Was aber ist drin in der Packung mit der Aufschrift „Trash-Komödie“? Soll man den Lobeshymnen der Beteiligten glauben? Dann wäre hier der „beste Soundtrack seit Pulp Fiction“ (Uncle Sally’s, Pop-Postille und offizieller Medienpartner) zu hören und der Film ein Stück „Punkrock“, bei dem alles passt „wie Arsch auf Eimer“ (Bela B., beteiligter Schauspieler). Til Schweiger (ebenfalls im Bild) befindet, der Film sei „absolut charmant“ und „geil“. Auf der Leinwand stellt sich die Sache leider weniger atemberaubend da. „Video Kings“ bietet über Schweiger und Bela B. hinaus eine ganze Reihe halbwegs bekannter TV-Größen auf: Fabian Busch, Oliver Korittke, Wotan Wilke Möhring und das hessische Komikerduo Badesalz zum Beispiel. Und erzählt eine Geschichte, die in Berlin-Neukölln angesiedelt sein soll, angesichts der raren Außenaufnahmen aber auch in Hannover, Duisburg oder Oldenburg spielen könnte. Eine Videothek („Video König“) samt Personal (Flo und Hotte) und Geldproblemen, dann plötzlich die große Liebe: Eine ungewöhnlich schöne Frau („Hier kommen sonst nur Verrückte rein“) betritt den Laden und reißt Flo mit einem Blick hin. Der zehrt in schwierigen Lebenslagen von einem Zitatenschatz, den er Filmen wie „Short Cuts“ oder „Das Schweigen der Lämmer“ abgelauscht hat.

Bevor Flo und seine Lieblingskundin Ramona aber zum Ende des Films zusammenkommen und von dannen ziehen dürfen, sind Hindernisse zu beseitigen. Üble Typen schauen vorbei: Drogendealer und Inkassoleute, schließlich Flos Ehemalige, die ihn nun doch heiraten will. Kollege Hotte treibt es mit der Frau des Chefs, eine vertauschte Videokassette bereitet gewaltigen Ärger, und dann wäre da noch die Frage, warum ausgerechnet die adrette Ramona ihren Lebensunterhalt mit Telefonsex bestreit. Irrungen und Wirrungen also – abgefilmt in einem Set, das eher an die Kulisse einer Vorabendsitcom erinnert als eine real existierende Videothek. Und dann wird, weil’s nicht zuletzt um Milieustudien geht, natürlich auch da und dort, und zwar ganz schlecht, berlinert.

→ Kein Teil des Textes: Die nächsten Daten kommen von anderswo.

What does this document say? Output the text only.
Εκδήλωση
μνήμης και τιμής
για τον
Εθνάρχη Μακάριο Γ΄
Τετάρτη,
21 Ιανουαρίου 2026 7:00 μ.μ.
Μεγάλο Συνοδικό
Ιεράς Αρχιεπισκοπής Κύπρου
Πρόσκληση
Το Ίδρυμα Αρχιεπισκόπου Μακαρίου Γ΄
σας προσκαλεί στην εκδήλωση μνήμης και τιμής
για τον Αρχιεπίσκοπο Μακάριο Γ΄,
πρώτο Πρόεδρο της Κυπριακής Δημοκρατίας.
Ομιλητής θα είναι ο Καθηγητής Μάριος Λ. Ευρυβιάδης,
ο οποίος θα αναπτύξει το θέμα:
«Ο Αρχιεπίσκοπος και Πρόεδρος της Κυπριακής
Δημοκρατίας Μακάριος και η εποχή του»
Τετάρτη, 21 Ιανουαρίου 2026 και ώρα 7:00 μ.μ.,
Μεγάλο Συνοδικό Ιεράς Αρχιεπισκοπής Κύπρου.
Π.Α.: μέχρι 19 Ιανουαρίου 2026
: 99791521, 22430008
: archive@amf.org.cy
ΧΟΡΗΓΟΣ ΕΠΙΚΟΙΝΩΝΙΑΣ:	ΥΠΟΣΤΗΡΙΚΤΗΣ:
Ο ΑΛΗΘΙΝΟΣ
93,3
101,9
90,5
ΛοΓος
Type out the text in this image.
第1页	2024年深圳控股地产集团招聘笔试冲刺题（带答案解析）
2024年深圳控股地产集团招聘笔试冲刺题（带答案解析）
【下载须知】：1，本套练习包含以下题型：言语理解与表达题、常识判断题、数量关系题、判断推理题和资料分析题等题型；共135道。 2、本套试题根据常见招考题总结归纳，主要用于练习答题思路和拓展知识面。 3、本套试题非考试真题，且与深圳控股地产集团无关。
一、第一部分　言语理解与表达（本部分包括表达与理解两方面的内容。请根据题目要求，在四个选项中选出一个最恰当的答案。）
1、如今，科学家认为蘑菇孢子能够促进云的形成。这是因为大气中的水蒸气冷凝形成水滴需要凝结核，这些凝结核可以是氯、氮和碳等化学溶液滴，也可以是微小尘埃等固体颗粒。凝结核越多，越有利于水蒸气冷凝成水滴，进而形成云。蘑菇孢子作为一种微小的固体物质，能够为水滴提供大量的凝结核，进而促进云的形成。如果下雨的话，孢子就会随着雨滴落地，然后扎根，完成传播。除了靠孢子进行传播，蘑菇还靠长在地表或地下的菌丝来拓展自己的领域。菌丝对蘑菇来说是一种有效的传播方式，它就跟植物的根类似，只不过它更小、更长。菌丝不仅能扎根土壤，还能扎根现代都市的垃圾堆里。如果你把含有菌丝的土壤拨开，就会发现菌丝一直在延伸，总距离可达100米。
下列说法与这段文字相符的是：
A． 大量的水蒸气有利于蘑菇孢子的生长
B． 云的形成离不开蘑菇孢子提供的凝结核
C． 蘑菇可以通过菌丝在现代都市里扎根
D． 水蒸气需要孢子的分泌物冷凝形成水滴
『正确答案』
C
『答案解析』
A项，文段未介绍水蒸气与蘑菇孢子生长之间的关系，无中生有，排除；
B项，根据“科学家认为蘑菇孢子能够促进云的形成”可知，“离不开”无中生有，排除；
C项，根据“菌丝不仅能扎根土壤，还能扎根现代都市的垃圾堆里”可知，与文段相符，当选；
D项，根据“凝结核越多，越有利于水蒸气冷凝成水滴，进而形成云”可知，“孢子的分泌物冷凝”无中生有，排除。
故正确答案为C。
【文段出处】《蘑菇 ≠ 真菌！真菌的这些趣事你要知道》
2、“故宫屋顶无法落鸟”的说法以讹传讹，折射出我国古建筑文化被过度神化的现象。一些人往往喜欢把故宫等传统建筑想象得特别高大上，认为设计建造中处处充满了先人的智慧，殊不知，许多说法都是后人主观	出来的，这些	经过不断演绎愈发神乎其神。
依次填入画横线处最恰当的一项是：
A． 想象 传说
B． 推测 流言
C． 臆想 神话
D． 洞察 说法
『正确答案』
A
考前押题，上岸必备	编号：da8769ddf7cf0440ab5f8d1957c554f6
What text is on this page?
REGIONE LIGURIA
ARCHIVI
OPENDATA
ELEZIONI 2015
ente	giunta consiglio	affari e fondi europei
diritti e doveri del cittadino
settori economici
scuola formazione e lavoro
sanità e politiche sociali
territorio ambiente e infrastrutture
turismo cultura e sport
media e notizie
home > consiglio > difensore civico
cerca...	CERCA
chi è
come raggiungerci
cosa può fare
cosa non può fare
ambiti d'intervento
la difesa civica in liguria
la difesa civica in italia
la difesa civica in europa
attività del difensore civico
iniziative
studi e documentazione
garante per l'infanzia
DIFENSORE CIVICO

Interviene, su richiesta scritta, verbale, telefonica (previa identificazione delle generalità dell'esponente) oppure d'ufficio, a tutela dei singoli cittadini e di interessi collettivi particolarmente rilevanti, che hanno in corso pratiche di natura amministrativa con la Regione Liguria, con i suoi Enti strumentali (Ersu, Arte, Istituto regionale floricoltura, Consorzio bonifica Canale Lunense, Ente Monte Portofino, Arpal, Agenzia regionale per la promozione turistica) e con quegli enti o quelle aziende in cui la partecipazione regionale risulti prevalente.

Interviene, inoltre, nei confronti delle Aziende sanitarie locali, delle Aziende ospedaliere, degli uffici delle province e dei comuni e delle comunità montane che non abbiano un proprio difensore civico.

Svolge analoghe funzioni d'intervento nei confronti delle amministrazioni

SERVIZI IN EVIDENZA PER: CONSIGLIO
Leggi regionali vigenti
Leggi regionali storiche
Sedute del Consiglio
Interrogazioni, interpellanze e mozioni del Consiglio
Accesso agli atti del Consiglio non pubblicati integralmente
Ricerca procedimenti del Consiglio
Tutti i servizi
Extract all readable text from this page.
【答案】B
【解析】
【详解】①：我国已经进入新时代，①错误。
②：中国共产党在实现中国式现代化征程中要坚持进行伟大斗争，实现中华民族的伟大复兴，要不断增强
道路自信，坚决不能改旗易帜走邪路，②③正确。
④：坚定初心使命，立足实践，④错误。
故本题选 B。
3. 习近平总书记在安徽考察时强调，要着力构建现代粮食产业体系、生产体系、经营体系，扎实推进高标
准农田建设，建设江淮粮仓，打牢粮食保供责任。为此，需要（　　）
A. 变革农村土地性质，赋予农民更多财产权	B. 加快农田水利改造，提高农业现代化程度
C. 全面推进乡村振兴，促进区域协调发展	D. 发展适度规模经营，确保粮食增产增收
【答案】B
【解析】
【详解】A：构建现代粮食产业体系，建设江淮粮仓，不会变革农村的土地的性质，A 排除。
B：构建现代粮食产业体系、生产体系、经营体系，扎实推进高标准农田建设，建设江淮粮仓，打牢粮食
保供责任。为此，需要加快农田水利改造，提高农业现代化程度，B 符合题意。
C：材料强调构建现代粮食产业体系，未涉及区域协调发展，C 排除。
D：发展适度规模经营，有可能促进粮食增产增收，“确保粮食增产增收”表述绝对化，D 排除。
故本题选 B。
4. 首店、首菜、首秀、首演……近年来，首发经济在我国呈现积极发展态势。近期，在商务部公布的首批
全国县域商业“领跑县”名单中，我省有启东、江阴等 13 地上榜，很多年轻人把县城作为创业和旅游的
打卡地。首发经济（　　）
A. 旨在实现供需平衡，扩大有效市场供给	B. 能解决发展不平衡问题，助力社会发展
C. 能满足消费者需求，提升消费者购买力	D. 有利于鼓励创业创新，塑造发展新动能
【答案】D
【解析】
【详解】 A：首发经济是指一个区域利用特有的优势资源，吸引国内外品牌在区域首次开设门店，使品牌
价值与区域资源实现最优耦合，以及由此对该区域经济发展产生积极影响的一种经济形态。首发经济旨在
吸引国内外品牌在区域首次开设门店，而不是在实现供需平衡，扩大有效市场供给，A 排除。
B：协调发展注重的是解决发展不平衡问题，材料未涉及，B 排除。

Das also soll Punkrock sein? Wohl eher eine maue Komödie mit matten Gags, fernsehbekannten Mimen und einem Plot nach Schema F, der amouröse Verwicklungen konstruiert, um sie zum Zwecke einer höchst konventionellen Paarfindung am Ende hübsch aufzulösen. Nun gut. Sie nennen es Trash – ich nenne es Mist. Und wäre gern den souveräneren Kollegen gefolgt, die die Pressevorführung schon nach zehn Minuten verließen. Leise fluchend und ganz und gar nicht in Champagnerlaune.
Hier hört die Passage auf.